Wait…What?

“Hi, my name is Becky.   Are you new this year too?”

I looked over to the door of my classroom.  It was a week before the start of school and I’d already been here a week trying to get the room ready.  I had seen a few teachers around, though I was starting to wonder where they all were; I hadn’t met any other first grade teachers yet.

“Yes, I am,” I said, dusting my hands off on my shorts and walking over to the woman at the door.   She was about my age, red headed and had a kind face.  I introduced myself.  “What grade are you teaching?”

“I’m in first grade.  You too?  I guess that makes sense since I’m across the hall from you.  Have you met anyone else yet?”

Instantly, I knew Becky and I were going to get along.  She’d taught for a year in a parochial school on the East side of town, but needed a full time position since she’d just gotten married.  Her husband was a graduate student at the University of Michigan and working for one of the drug companies that often scoured the university for talent.  She, like me, was hesitant to accept the job that was so quickly offered to her, but knew that she wasn’t going to have a lot of options in this economy.  We wondered together why a school in what seemed like a decent neighborhood didn’t have a copy machine, or a computer lab, or a library.

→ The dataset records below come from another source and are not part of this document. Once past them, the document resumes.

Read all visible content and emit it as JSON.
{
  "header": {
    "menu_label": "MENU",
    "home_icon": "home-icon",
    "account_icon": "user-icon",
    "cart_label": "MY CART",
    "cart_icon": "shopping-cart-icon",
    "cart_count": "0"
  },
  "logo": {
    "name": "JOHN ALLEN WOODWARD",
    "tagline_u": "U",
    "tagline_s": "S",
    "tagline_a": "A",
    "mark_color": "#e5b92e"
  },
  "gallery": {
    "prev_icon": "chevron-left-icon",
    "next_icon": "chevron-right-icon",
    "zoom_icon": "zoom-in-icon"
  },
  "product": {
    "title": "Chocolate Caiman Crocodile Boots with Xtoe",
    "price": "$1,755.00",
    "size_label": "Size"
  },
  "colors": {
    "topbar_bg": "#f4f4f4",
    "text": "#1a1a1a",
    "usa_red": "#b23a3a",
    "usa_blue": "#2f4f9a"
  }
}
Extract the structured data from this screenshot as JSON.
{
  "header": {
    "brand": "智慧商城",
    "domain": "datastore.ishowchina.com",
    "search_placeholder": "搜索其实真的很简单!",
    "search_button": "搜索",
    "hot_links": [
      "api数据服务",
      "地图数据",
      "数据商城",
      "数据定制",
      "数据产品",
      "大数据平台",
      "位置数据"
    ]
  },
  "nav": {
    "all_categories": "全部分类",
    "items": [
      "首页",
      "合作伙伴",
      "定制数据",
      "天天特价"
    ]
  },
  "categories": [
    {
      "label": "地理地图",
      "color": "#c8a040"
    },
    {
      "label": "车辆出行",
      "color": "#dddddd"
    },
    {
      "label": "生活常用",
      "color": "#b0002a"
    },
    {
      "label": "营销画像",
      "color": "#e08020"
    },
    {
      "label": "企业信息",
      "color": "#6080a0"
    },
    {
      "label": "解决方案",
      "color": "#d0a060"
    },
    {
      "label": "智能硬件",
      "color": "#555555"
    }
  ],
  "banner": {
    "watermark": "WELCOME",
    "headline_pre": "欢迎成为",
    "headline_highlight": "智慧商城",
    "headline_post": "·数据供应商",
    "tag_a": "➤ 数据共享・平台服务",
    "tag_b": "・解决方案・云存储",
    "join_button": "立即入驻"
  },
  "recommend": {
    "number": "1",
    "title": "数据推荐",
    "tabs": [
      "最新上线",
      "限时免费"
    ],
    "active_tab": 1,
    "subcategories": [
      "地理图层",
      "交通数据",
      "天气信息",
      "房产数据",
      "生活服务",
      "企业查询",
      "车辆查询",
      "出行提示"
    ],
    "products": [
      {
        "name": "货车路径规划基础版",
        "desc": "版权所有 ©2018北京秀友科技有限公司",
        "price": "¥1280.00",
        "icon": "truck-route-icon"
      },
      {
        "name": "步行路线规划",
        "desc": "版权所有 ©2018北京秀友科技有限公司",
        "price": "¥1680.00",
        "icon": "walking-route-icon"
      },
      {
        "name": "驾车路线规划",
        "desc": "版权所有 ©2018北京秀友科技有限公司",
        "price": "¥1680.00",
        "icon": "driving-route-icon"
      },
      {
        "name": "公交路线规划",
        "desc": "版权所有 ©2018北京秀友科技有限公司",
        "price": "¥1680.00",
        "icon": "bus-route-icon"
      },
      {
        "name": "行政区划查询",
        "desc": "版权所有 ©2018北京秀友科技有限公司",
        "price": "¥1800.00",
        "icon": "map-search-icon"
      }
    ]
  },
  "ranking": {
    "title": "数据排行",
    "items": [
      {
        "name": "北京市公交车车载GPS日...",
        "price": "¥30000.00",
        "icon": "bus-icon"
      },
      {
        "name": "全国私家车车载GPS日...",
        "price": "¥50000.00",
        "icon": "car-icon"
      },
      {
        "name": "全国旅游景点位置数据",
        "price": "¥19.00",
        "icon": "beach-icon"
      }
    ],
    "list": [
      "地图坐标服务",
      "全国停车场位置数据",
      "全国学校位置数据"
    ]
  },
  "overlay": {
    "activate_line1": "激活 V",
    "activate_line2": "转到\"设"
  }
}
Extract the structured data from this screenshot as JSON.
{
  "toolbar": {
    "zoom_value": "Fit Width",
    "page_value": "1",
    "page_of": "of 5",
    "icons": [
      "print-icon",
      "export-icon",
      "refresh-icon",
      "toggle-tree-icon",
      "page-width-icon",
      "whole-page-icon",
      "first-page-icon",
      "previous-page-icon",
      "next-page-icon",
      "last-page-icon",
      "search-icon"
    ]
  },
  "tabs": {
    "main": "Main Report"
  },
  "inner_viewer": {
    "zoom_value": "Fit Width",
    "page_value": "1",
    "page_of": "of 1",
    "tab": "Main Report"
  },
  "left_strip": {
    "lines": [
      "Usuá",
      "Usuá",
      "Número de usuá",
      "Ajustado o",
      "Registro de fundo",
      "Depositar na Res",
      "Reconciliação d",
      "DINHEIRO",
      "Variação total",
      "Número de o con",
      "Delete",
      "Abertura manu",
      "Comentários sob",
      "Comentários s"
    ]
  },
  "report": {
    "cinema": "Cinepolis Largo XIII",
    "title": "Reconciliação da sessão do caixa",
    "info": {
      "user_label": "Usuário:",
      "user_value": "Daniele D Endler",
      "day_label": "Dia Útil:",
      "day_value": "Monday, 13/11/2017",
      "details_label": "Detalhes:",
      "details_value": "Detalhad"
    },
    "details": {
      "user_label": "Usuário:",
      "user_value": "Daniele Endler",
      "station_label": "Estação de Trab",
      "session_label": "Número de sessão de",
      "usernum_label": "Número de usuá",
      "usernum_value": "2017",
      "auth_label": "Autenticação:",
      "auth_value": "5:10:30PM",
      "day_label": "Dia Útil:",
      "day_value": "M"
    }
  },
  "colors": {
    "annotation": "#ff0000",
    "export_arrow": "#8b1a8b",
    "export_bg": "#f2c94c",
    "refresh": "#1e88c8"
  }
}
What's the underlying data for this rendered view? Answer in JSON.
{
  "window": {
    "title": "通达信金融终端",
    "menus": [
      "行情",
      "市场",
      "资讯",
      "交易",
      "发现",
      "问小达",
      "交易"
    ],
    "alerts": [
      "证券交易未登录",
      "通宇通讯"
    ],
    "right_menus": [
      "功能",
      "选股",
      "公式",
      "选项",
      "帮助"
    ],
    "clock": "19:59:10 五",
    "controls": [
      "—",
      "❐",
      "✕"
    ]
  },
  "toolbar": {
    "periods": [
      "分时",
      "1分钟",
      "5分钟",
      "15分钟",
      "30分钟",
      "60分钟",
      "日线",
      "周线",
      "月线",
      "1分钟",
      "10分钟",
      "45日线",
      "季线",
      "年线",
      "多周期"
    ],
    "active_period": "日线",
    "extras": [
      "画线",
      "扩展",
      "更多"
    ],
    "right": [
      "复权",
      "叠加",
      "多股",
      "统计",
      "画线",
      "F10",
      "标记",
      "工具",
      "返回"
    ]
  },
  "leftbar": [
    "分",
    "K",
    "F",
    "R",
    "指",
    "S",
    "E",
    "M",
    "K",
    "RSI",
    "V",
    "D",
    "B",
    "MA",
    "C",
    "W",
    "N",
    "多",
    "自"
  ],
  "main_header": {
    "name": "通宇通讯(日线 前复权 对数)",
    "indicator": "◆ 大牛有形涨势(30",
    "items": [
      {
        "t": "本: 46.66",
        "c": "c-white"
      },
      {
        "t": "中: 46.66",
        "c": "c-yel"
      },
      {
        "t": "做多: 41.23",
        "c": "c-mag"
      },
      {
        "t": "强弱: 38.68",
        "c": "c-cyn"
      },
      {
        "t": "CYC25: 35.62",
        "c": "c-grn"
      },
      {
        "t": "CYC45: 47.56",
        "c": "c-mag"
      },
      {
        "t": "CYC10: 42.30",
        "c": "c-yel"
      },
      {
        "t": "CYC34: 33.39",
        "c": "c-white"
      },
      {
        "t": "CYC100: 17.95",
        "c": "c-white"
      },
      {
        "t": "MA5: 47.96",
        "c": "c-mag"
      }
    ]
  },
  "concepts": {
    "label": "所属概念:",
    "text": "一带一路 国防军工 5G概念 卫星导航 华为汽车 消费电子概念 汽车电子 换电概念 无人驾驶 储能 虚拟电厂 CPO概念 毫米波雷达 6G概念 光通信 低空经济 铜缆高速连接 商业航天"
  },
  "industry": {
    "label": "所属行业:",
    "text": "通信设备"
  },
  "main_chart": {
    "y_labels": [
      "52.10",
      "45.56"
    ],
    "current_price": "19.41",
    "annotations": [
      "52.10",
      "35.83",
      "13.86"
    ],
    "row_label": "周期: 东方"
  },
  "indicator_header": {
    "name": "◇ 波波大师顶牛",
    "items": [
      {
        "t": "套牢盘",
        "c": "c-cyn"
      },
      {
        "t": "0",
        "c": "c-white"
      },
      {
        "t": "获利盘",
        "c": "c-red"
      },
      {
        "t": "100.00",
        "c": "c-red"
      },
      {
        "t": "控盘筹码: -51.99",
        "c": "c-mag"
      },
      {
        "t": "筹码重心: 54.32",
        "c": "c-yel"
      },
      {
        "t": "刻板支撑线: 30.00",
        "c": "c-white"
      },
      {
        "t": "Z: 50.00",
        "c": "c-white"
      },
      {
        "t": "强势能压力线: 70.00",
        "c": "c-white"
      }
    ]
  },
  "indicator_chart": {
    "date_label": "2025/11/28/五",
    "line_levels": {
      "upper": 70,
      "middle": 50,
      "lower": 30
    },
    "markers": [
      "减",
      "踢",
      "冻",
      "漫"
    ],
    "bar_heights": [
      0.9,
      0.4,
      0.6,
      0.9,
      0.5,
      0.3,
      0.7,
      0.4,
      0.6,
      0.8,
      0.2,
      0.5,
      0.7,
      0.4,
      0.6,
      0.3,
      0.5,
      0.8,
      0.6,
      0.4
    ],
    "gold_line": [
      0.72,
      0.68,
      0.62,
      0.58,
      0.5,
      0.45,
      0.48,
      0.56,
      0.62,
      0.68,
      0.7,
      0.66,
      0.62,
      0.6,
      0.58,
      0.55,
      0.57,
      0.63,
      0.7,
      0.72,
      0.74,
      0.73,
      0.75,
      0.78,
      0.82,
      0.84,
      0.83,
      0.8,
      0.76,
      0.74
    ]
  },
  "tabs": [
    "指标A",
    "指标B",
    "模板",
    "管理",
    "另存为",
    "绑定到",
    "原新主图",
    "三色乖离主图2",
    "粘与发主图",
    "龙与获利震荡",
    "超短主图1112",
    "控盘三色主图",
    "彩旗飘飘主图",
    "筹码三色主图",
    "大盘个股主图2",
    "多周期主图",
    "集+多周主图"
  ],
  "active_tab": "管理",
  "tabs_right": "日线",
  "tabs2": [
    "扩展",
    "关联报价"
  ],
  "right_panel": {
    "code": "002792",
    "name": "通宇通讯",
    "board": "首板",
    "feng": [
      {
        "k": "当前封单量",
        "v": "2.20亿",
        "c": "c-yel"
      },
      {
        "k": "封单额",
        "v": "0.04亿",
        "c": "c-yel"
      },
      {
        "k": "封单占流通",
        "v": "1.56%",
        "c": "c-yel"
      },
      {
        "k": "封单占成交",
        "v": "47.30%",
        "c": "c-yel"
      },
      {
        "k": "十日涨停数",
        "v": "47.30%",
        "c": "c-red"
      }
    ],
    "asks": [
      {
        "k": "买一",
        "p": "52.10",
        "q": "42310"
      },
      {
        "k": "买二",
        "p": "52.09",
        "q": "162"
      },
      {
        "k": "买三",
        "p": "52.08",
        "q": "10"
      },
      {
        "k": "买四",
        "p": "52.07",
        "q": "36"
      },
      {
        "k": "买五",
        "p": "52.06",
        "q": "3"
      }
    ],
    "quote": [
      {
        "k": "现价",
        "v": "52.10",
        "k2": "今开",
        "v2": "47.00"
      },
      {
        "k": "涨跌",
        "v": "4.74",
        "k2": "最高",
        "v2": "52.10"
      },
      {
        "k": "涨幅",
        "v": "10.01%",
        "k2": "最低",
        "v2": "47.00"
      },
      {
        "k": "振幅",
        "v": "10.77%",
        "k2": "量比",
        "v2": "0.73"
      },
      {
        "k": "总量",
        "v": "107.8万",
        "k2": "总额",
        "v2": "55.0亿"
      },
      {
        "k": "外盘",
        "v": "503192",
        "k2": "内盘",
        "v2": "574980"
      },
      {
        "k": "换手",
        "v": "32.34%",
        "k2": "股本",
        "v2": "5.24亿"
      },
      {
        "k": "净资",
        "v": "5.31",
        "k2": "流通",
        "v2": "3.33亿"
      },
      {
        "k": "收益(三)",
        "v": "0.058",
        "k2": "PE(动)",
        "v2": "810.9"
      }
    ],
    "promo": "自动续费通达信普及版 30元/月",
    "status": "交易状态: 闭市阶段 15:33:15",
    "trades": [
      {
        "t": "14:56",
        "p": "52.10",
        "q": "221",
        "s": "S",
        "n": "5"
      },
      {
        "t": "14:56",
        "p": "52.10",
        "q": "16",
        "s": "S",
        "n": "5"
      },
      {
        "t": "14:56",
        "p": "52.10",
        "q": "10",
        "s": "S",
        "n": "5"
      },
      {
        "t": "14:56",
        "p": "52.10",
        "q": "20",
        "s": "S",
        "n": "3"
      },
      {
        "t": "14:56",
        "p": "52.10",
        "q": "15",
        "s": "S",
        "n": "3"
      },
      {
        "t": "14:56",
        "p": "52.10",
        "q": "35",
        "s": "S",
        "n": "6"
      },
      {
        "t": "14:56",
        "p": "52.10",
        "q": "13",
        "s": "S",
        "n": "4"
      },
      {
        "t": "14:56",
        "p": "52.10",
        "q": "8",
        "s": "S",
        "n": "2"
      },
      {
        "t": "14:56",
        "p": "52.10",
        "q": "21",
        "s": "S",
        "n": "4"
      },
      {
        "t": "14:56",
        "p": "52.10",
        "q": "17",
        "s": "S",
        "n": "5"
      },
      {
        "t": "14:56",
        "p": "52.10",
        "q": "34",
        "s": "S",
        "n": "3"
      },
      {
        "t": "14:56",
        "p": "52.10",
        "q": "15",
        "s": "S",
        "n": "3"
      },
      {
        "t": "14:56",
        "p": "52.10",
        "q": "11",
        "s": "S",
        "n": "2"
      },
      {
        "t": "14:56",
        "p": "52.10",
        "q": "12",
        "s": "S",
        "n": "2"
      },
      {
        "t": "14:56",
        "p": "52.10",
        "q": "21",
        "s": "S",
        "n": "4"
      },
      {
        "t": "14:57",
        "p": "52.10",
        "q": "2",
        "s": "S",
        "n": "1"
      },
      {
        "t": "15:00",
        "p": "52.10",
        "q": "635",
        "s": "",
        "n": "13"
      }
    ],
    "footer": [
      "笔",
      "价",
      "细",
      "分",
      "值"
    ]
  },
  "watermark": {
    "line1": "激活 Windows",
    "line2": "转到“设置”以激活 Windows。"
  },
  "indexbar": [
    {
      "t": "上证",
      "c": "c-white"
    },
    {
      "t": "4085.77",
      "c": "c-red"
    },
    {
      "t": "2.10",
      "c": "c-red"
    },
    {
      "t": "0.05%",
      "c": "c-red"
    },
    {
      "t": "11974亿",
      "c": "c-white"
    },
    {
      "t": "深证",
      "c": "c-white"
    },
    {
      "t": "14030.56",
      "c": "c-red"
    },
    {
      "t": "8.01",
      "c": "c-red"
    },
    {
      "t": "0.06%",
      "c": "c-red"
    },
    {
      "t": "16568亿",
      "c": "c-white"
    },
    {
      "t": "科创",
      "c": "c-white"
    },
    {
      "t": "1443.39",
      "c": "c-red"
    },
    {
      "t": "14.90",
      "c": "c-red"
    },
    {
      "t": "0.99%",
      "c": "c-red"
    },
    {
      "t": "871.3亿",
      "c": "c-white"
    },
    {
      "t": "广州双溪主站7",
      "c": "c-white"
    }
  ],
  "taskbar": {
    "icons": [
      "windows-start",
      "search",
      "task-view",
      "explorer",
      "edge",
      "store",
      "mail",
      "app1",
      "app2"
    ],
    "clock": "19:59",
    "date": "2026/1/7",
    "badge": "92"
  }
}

“I have never seen an elementary school without a library,” I offered.  “I’m a first year teacher.  I’ve been scouring garage sales for books but how are these kids going to read if there aren’t any books?”

Becky hadn’t ever heard of such a thing either.  “I have a small library from my parochial school classroom last year, but I taught second grade so some of them are a little higher level.  But you’re welcome to look at them if you need anything.  Start the book orders soon; you earn tons of free books through those.”  I remembered that from my student teaching days.

“And no air conditioning either,” I brought up.  “Not that I expected it or anything in an older building, but ouch…I have got to bring in a fan.  I hope that first week of school isn’t terribly hot.”  I’d been sweating in places I didn’t even know I had cleaning out my classroom.  No one had been through the closet in what must have been years, because it was full of all sorts of deteriorating supplies.  Everything was dusty and dirty.

“That’s not a big deal,” Becky countered.  “My last school didn’t either.  You get used to it.   Invest in skirts; they’re cooler.  Little light dresses.  I’m more worried about not having a bathroom close to our classrooms.  You’d think they’d have put the younger kids down near the bathrooms.”  That was true.  In the suburbs, not only were you near bathrooms, but lower elementary classrooms often had bathrooms attached to the classroom.  But my student teaching building didn’t; I’d had to march the kids down to the bathrooms twice a day for bathroom breaks.  I was used to it.

“How many kids are on your list?” I asked her.  I had been flabbergasted to find 37 names on my class list.  I’d never had more than 24 or 25 in my classes subbing in the suburbs.  Even my sixth grade class in the city had only had 31 kids in it.

“Thirty six,” Becky responded.  “Can that be right?  How is that even possible?”

“I have thirty seven, and just as many desks.  They must think that is how many are coming.”

We both looked at each other with a healthy dose of trepidation.   My class was nearly double the recommended amount of students in a first grade classroom.   We’d known that taking a job in the city was going to mean less supplies, less support and kids with bigger needs, but I personally hadn’t quite expected that we’d also have so many more of them.

“Welcome to FR Elementary, I guess,” I said.   We both laughed, but it was tinged with nervousness.  What had we gotten ourselves into?